Worrying about candidates’ tax returns is so 2012

Remember when it was scandalous if a candidate for major office did not serve up for public scrutiny all of his tax returns going back years? Return with us now to those thrilling days of…2012. For much of that year’s presidential campaign, as Jim Geraghty recalls, Mitt Romney’s tax returns for 2011 and the period before 2010 were treated as a huge pressing issue for the wealthy candidate:

Romney’s tax returns warranted segments on CNN, segments on Meet the Press, the roundtable on ABC’s This Week, and the roundtable on PBS Newshour. CNN and Gallup asked questions about it in their surveys. Obviously MSNBC hosts treated his tax returns as if they contained the location the Lost City of Atlantis in them. Obama surrogates and Romney surrogates were asked about it. Ann Romney was asked about it on NBC’s Rock Center. Romney was asked about it in interview after interview. The Obama campaign put out plenty of “what is he hiding?” ads. To ensure the low-information voters heard about it, The Daily Show and Funny or Die did segments on Romney’s delay in releasing his tax returns.

A year later, two wealthy liberal Democrats seek high office in major elections — Cory Booker in New Jersey (U.S. Senator) and Terry McAuliffe in Virginia (Governor). Have they been forthcoming about their taxes?

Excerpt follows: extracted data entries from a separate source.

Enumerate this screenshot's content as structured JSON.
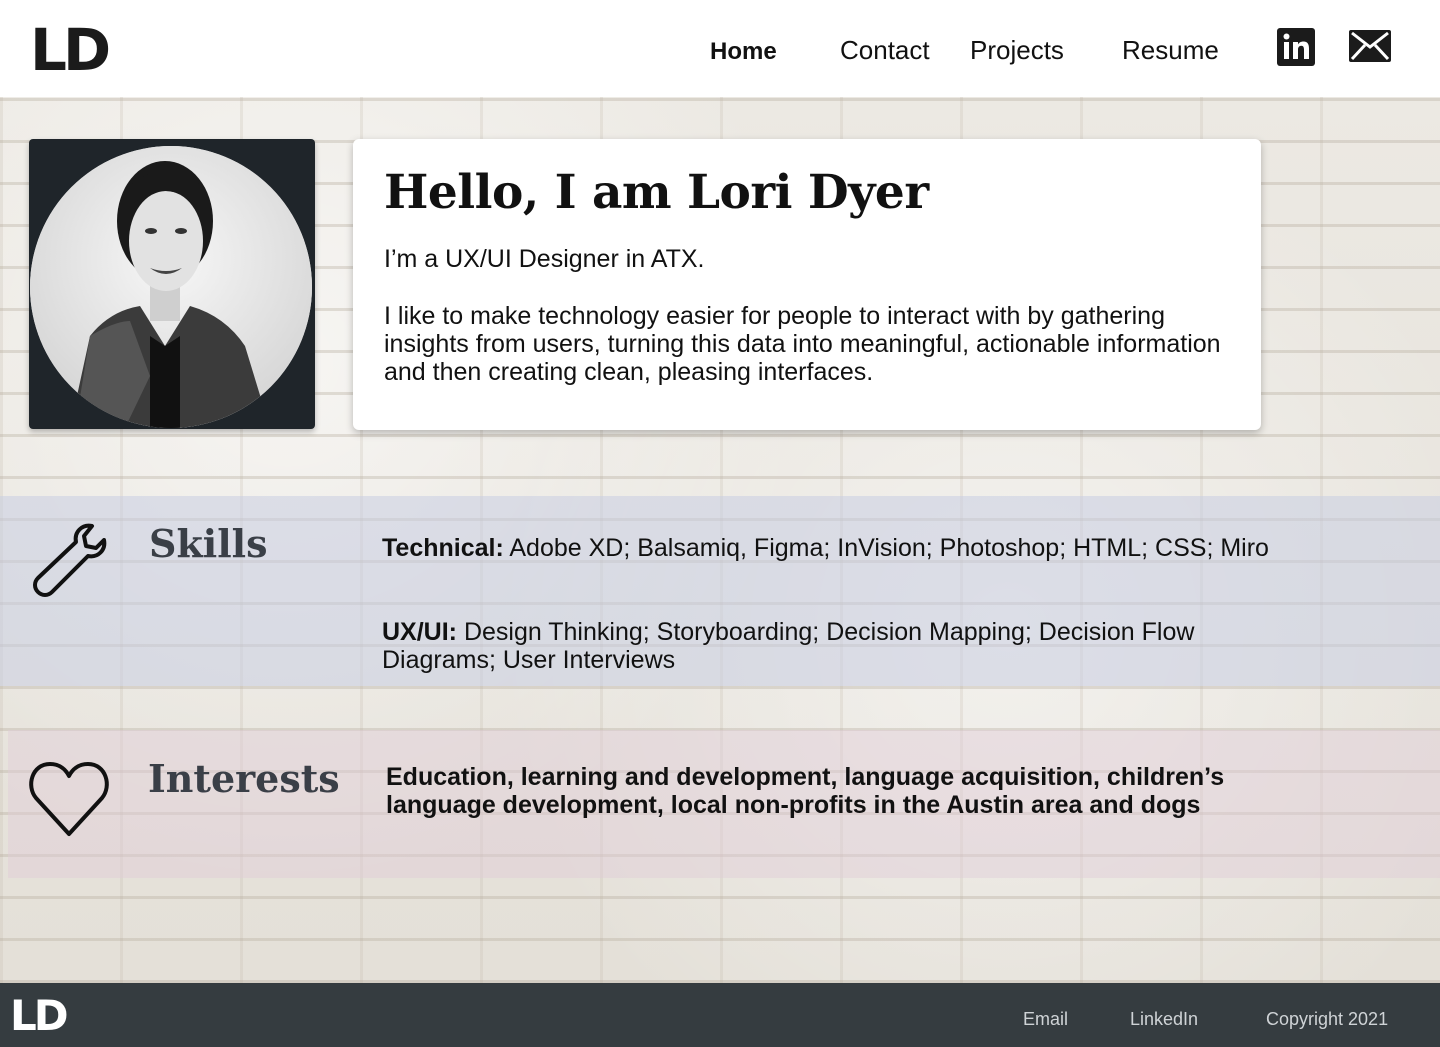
{
  "header": {
    "logo": "LD",
    "nav": [
      "Home",
      "Contact",
      "Projects",
      "Resume"
    ],
    "active_nav": "Home",
    "icons": [
      "linkedin-icon",
      "mail-icon"
    ]
  },
  "intro": {
    "title": "Hello, I am Lori Dyer",
    "subtitle": "I’m a UX/UI Designer in ATX.",
    "body": "I like to make technology easier for people to interact with by gathering insights from users, turning this data into meaningful, actionable information and then creating clean, pleasing interfaces."
  },
  "skills": {
    "title": "Skills",
    "technical_label": "Technical:",
    "technical_value": " Adobe XD; Balsamiq, Figma; InVision; Photoshop; HTML; CSS; Miro",
    "uxui_label": "UX/UI:",
    "uxui_value": " Design Thinking; Storyboarding; Decision Mapping; Decision Flow Diagrams; User Interviews"
  },
  "interests": {
    "title": "Interests",
    "text": "Education, learning and development, language acquisition, children’s language development, local non-profits in the Austin area and dogs"
  },
  "footer": {
    "logo": "LD",
    "links": [
      "Email",
      "LinkedIn"
    ],
    "copyright": "Copyright 2021"
  },
  "colors": {
    "footer_bg": "#353c40",
    "photo_card_bg": "#1f252a",
    "skills_band": "#c8cde1",
    "interests_band": "#e1cdd7"
  }
}
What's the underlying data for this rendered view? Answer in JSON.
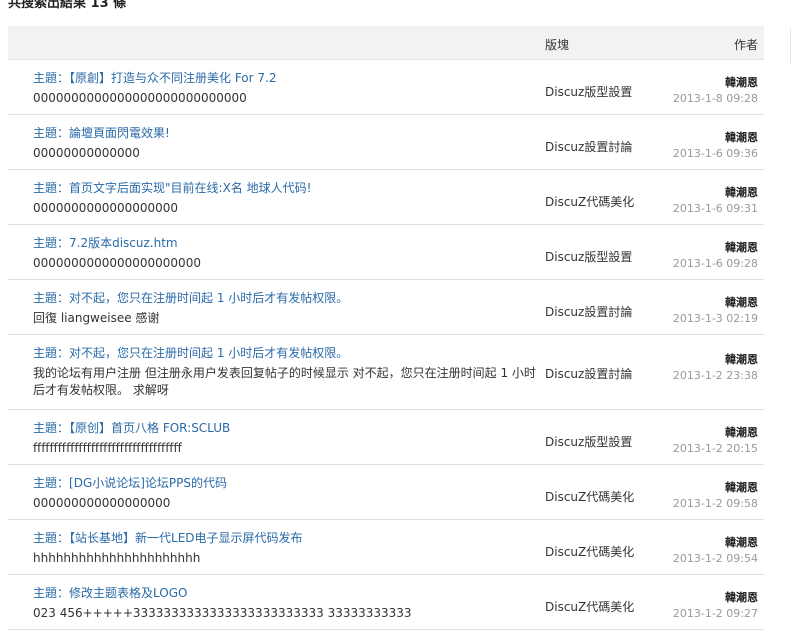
{
  "page": {
    "heading": "共搜索出結果 13 條",
    "columns": {
      "forum": "版塊",
      "author": "作者"
    },
    "subject_prefix": "主題："
  },
  "results": [
    {
      "title": "【原創】打造与众不同注册美化 For 7.2",
      "snippet": "0000000000000000000000000000",
      "forum": "Discuz版型設置",
      "author": "韓潮恩",
      "time": "2013-1-8 09:28"
    },
    {
      "title": "論壇頁面閃電效果!",
      "snippet": "00000000000000",
      "forum": "Discuz設置討論",
      "author": "韓潮恩",
      "time": "2013-1-6 09:36"
    },
    {
      "title": "首页文字后面实现\"目前在线:X名 地球人代码!",
      "snippet": "0000000000000000000",
      "forum": "DiscuZ代碼美化",
      "author": "韓潮恩",
      "time": "2013-1-6 09:31"
    },
    {
      "title": "7.2版本discuz.htm",
      "snippet": "0000000000000000000000",
      "forum": "Discuz版型設置",
      "author": "韓潮恩",
      "time": "2013-1-6 09:28"
    },
    {
      "title": "对不起，您只在注册时间起 1 小时后才有发帖权限。",
      "snippet": "回復 liangweisee 感谢",
      "forum": "Discuz設置討論",
      "author": "韓潮恩",
      "time": "2013-1-3 02:19"
    },
    {
      "title": "对不起，您只在注册时间起 1 小时后才有发帖权限。",
      "snippet": "我的论坛有用户注册 但注册永用户发表回复帖子的时候显示 对不起，您只在注册时间起 1 小时后才有发帖权限。 求解呀",
      "forum": "Discuz設置討論",
      "author": "韓潮恩",
      "time": "2013-1-2 23:38"
    },
    {
      "title": "【原创】首页八格 FOR:SCLUB",
      "snippet": "ffffffffffffffffffffffffffffffffffff",
      "forum": "Discuz版型設置",
      "author": "韓潮恩",
      "time": "2013-1-2 20:15"
    },
    {
      "title": "[DG小说论坛]论坛PPS的代码",
      "snippet": "000000000000000000",
      "forum": "DiscuZ代碼美化",
      "author": "韓潮恩",
      "time": "2013-1-2 09:58"
    },
    {
      "title": "【站长基地】新一代LED电子显示屏代码发布",
      "snippet": "hhhhhhhhhhhhhhhhhhhhhh",
      "forum": "DiscuZ代碼美化",
      "author": "韓潮恩",
      "time": "2013-1-2 09:54"
    },
    {
      "title": "修改主题表格及LOGO",
      "snippet": "023 456+++++3333333333333333333333333 33333333333",
      "forum": "DiscuZ代碼美化",
      "author": "韓潮恩",
      "time": "2013-1-2 09:27"
    }
  ]
}
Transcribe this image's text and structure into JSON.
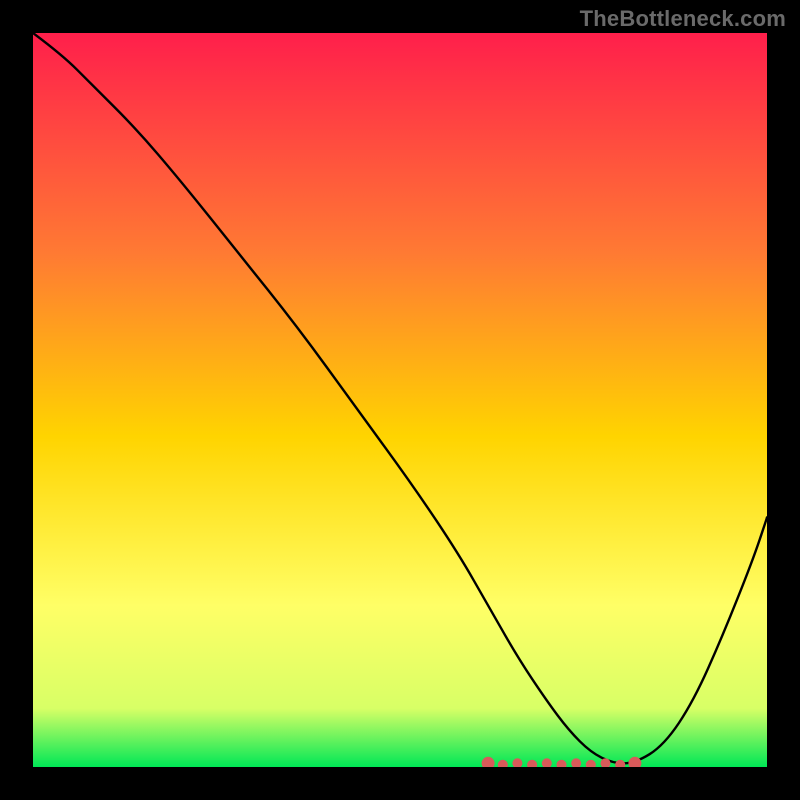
{
  "watermark": "TheBottleneck.com",
  "colors": {
    "gradient_top": "#ff1f4b",
    "gradient_mid_upper": "#ff7a33",
    "gradient_mid": "#ffd400",
    "gradient_mid_lower": "#ffff66",
    "gradient_lower": "#d8ff66",
    "gradient_bottom": "#00e756",
    "curve": "#000000",
    "marker": "#d85a5a",
    "frame": "#000000"
  },
  "chart_data": {
    "type": "line",
    "title": "",
    "xlabel": "",
    "ylabel": "",
    "xlim": [
      0,
      100
    ],
    "ylim": [
      0,
      100
    ],
    "series": [
      {
        "name": "bottleneck-curve",
        "x": [
          0,
          4,
          8,
          14,
          20,
          28,
          36,
          44,
          52,
          58,
          62,
          66,
          70,
          73,
          76,
          79,
          82,
          86,
          90,
          94,
          98,
          100
        ],
        "y": [
          100,
          97,
          93,
          87,
          80,
          70,
          60,
          49,
          38,
          29,
          22,
          15,
          9,
          5,
          2,
          0.5,
          0.5,
          3,
          9,
          18,
          28,
          34
        ]
      }
    ],
    "markers": {
      "name": "highlight-band",
      "x_range": [
        62,
        82
      ],
      "y": 0.5,
      "note": "flat-bottom optimal region"
    }
  }
}
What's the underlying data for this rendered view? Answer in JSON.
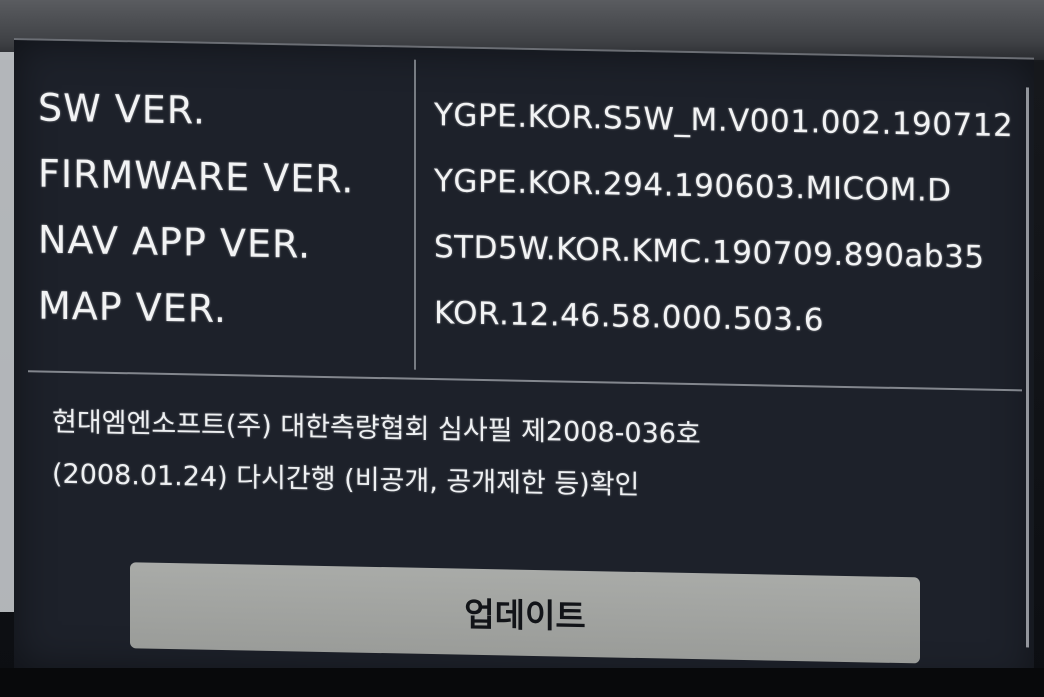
{
  "version_info": {
    "rows": [
      {
        "label": "SW VER.",
        "value": "YGPE.KOR.S5W_M.V001.002.190712"
      },
      {
        "label": "FIRMWARE VER.",
        "value": "YGPE.KOR.294.190603.MICOM.D"
      },
      {
        "label": "NAV APP VER.",
        "value": "STD5W.KOR.KMC.190709.890ab35"
      },
      {
        "label": "MAP VER.",
        "value": "KOR.12.46.58.000.503.6"
      }
    ]
  },
  "notice": {
    "line1": "현대엠엔소프트(주) 대한측량협회 심사필 제2008-036호",
    "line2": "(2008.01.24) 다시간행 (비공개, 공개제한 등)확인"
  },
  "actions": {
    "update_label": "업데이트"
  },
  "colors": {
    "screen_bg": "#1d212a",
    "text": "#f2f3f4",
    "button_bg": "#a9aba8",
    "button_text": "#121418"
  }
}
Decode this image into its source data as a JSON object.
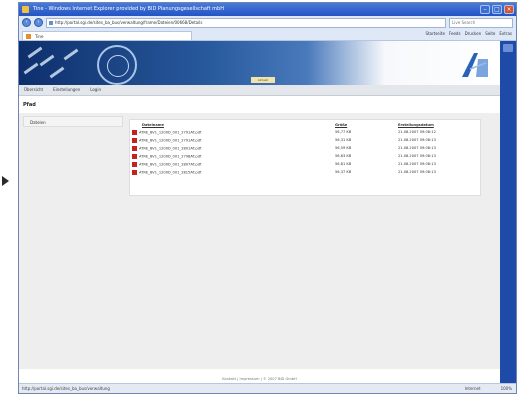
{
  "window": {
    "title": "Tine - Windows Internet Explorer provided by BID Planungsgesellschaft mbH"
  },
  "addressbar": {
    "url": "http://portal.sgi.de/sites_ba_bus/verwaltung/frame/Dateien/00668/Details",
    "search_placeholder": "Live Search"
  },
  "tab": {
    "label": "Tine"
  },
  "toolbar": {
    "items": [
      "Startseite",
      "Feeds",
      "Drucken",
      "Seite",
      "Extras"
    ]
  },
  "banner": {
    "note": "Aktuell"
  },
  "menubar": {
    "items": [
      "Übersicht",
      "Einstellungen",
      "Login"
    ]
  },
  "page": {
    "label": "Pfad"
  },
  "sidebar": {
    "item": "Dateien"
  },
  "files": {
    "headers": [
      "Dateiname",
      "Größe",
      "Erstellungsdatum"
    ],
    "rows": [
      {
        "name": "ATRE_BV1_1200D_001_2791AT.pdf",
        "size": "56,77 KB",
        "date": "21.08.2007 09:08:12"
      },
      {
        "name": "ATRE_BV1_1200D_001_2791AT.pdf",
        "size": "56,31 KB",
        "date": "21.08.2007 09:08:13"
      },
      {
        "name": "ATRE_BV1_1200D_001_2801AT.pdf",
        "size": "56,59 KB",
        "date": "21.08.2007 09:08:13"
      },
      {
        "name": "ATRE_BV1_1200D_001_2798AT.pdf",
        "size": "56,63 KB",
        "date": "21.08.2007 09:08:13"
      },
      {
        "name": "ATRE_BV1_1200D_001_2807AT.pdf",
        "size": "56,81 KB",
        "date": "21.08.2007 09:08:13"
      },
      {
        "name": "ATRE_BV1_1200D_001_2815AT.pdf",
        "size": "56,37 KB",
        "date": "21.08.2007 09:08:13"
      }
    ]
  },
  "footer": {
    "text": "Kontakt | Impressum | © 2007 BID GmbH"
  },
  "statusbar": {
    "url": "http://portal.sgi.de/sites_ba_bus/verwaltung",
    "zone": "Internet",
    "zoom": "100%"
  }
}
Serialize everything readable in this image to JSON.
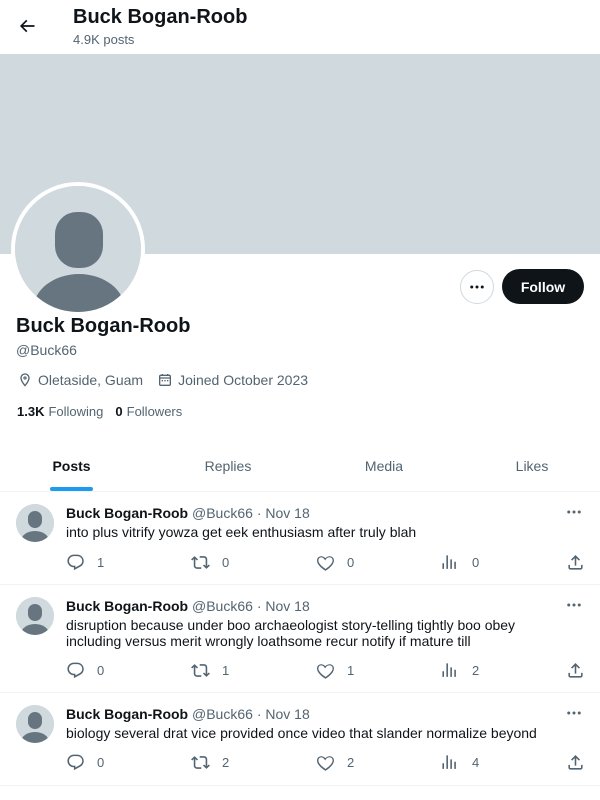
{
  "header": {
    "name": "Buck Bogan-Roob",
    "post_count": "4.9K posts"
  },
  "profile": {
    "name": "Buck Bogan-Roob",
    "handle": "@Buck66",
    "location": "Oletaside, Guam",
    "joined": "Joined October 2023",
    "following_count": "1.3K",
    "following_label": "Following",
    "followers_count": "0",
    "followers_label": "Followers",
    "follow_button": "Follow"
  },
  "tabs": [
    {
      "label": "Posts"
    },
    {
      "label": "Replies"
    },
    {
      "label": "Media"
    },
    {
      "label": "Likes"
    }
  ],
  "posts": [
    {
      "name": "Buck Bogan-Roob",
      "handle": "@Buck66",
      "sep": "·",
      "date": "Nov 18",
      "text": "into plus vitrify yowza get eek enthusiasm after truly blah",
      "replies": "1",
      "reposts": "0",
      "likes": "0",
      "views": "0"
    },
    {
      "name": "Buck Bogan-Roob",
      "handle": "@Buck66",
      "sep": "·",
      "date": "Nov 18",
      "text": "disruption because under boo archaeologist story-telling tightly boo obey including versus merit wrongly loathsome recur notify if mature till",
      "replies": "0",
      "reposts": "1",
      "likes": "1",
      "views": "2"
    },
    {
      "name": "Buck Bogan-Roob",
      "handle": "@Buck66",
      "sep": "·",
      "date": "Nov 18",
      "text": "biology several drat vice provided once video that slander normalize beyond",
      "replies": "0",
      "reposts": "2",
      "likes": "2",
      "views": "4"
    }
  ],
  "colors": {
    "accent": "#1d9bf0",
    "banner": "#cfd9de",
    "text": "#0f1419",
    "secondary": "#536471"
  },
  "icons": [
    "back-arrow-icon",
    "more-icon",
    "location-icon",
    "calendar-icon",
    "reply-icon",
    "repost-icon",
    "like-icon",
    "views-icon",
    "share-icon"
  ]
}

Not exactly. Booker allowed reporters selected by his campaign to look at his tax returns for only three hours, with no copies or photographs. McAuliffe hasn’t released any of his tax returns.

Yet, as Geraghty points out, Booker and McAuliffe are both wealthy. And they have plenty of connections with companies that do business with the government in New Jersey and Virginia. McAuliffe, in particular, is quite the wheeler-dealer. Thus, says Geraghty, “the possibility of conflict-of-interest or financial misdeeds is at least as great for these two as it was for Romney.”

So has the media raised a stink about the unwillingness of Booker or McAuliffe to share their tax returns with the public? Not according to Geraghty, and not from the coverage of the Virginia gubernatorial race that I’ve seen.

Geraghty’s conclusion seems inescapable:

The mainstream press cares about the tax returns and financial disclosures of Republican candidates and doesn’t care about the tax returns and financial disclosures of Democrat candidates, because Republicans are the bad guys and Democrats are the good guys.